AntiJen: a quantitative immunology database integrating functional, thermodynamic, kinetic, biophysical, and cellular data

Abstract

AntiJen is a database system focused on the integration of kinetic, thermodynamic, functional, and cellular data within the context of immunology and vaccinology. Compared to its progenitor JenPep, the interface has been completely rewritten and redesigned and now offers a wider variety of search methods, including a nucleotide and a peptide BLAST search. In terms of data archived, AntiJen has a richer and more complete breadth, depth, and scope, and this has seen the database increase to over 31,000 entries. AntiJen provides the most complete and up-to-date dataset of its kind. While AntiJen v2.0 retains a focus on both T cell and B cell epitopes, its greatest novelty is the archiving of continuous quantitative data on a variety of immunological molecular interactions.
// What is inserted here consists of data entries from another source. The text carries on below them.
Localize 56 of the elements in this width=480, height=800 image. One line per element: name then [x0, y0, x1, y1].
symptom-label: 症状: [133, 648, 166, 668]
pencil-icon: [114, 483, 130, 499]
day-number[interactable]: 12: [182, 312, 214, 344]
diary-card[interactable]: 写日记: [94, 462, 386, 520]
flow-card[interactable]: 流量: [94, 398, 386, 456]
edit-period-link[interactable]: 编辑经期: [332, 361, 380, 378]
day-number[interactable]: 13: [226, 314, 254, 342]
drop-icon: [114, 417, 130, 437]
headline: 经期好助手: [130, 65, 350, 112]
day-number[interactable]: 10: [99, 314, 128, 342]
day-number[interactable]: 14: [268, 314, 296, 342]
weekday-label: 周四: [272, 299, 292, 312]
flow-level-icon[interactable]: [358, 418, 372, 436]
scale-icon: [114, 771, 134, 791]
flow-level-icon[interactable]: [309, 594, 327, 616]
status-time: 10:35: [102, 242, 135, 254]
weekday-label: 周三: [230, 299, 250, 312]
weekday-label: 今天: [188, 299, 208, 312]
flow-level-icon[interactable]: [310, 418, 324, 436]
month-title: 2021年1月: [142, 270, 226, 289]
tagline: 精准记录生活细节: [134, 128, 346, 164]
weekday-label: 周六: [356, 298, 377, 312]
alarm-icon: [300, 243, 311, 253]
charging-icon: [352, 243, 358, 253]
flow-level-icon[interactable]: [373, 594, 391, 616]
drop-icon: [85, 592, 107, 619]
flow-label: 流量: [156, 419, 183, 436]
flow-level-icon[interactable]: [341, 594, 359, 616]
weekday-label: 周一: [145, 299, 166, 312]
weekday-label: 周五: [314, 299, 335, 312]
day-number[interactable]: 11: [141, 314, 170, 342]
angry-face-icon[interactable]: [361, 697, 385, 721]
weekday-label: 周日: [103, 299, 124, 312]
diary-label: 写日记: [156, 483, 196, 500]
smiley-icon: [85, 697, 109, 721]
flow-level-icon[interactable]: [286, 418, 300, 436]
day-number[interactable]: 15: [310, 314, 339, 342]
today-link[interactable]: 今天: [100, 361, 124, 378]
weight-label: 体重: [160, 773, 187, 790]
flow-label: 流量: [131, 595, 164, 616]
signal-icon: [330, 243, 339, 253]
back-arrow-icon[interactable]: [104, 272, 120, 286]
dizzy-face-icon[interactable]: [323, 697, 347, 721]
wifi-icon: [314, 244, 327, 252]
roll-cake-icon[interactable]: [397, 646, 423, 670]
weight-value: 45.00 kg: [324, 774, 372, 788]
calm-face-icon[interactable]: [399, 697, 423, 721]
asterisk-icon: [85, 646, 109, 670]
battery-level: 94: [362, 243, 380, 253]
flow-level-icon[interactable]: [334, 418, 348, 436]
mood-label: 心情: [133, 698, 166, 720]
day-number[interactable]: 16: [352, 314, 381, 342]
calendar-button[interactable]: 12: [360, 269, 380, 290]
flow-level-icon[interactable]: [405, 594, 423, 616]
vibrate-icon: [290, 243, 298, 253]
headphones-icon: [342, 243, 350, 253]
This includes thermodynamic and kinetic measures of peptide binding to TAP and the Major Histocompatibility Complex (MHC), peptide-MHC complexes binding to T cell receptors, antibodies binding to protein antigens and general immunological protein-protein interactions. The database also contains quantitative specificity data from position-specific peptide libraries and biophysical data, in the form of diffusion co-efficients and cell surface copy numbers, on MHCs and other immunological molecules. The uses of AntiJen include the design of vaccines and diagnostics, such as tetramers, and other laboratory reagents, as well as helping parameterize the bioinformatic or mathematical in silico modeling of the immune system. The database is accessible from the URL: http://www.jenner.ac.uk/antijen.

Figure 1

The distribution of experimental methods applied within each database. The number of different experimental methods and the abundance of data relating to the method is shown within the figures. The 'OTHERS' category refers to methods for which there is a relatively small number of entries.

Figure 2

Overview of the different search methods within AntiJen. The example search is focused upon an MHC ligand. The MHC ligand data can be searched directly (A) from a link on the AntiJen homepage, a broad search and specific search is available. A search for the epitope AMALLRLPLV, has one hit (D), this leads to the entry (G). All of the other sub-databases can be searched in this manner from the homepage. The two other searches are more generalised. A Keyword search (B) carries out a broad search on the whole database, for the criteria – Bacteria. This search gives 139 hits (E) and all of the sub-database entries can be selected from this output. The final search method is a BLAST search (C). The peptide (or nucleotide) sequence is queried against a local protein database. The output (F) provides links to the sub-databases relative to the protein.

Figure 3

Searchable database types within AntiJen. The database contains 3 types of searchable sub database: a set of Antigens searchable by keyword, various databases of functional and thermodynamic data searchable by peptide sequence, and a database of immunological protein-protein interactions searchable through an index. Peptide sequence searches can be explicit or "motif" based. Searches can also be focussed by setting the value ranges for properties, such as IC₅₀ etc, recorded in the databases. Currently there is a link between all the thermodynamic and kinetic databases and between them and the database of antigens. Only antigens with data in one of the other sub-databases are included in the antigen database. Links to external databases are also indicated. The BLAST search provides an overall search of the databases except the Protein-Protein Interactions archive.

Figure 4

Sparse peptide sequence search. Examples of the two search types available in AntiJen: (Search 1) a substring query and (Searches 2 and 3) PROSITE-like sparse queries allowing sets of variable (indicated by asterisks) and alternative (encased in square brackets) amino acids in the search. In our example, each query is an extension of the previous search. The initial search type returns a single hit, which is a weak binder. By introducing variable amino acid positions within the query string, the second query permits access to a larger data set with 39 hits being returned. The third search utilises both variable and alternative amino acid request functionality and returns 1996 hits. The number of entries returned can be reduced by specifying the epitope length, limiting IC₅₀ values and restricting by one MHC allele. This search is constrained to peptides of amino acid length 9, which returns 280 hits. Constraining further by MHC allele HLA-A*0201, reduces this to 120. An additional constraint using the IC50 data filter, and requesting values below 500 only (the epitope range), reduces this again to 60.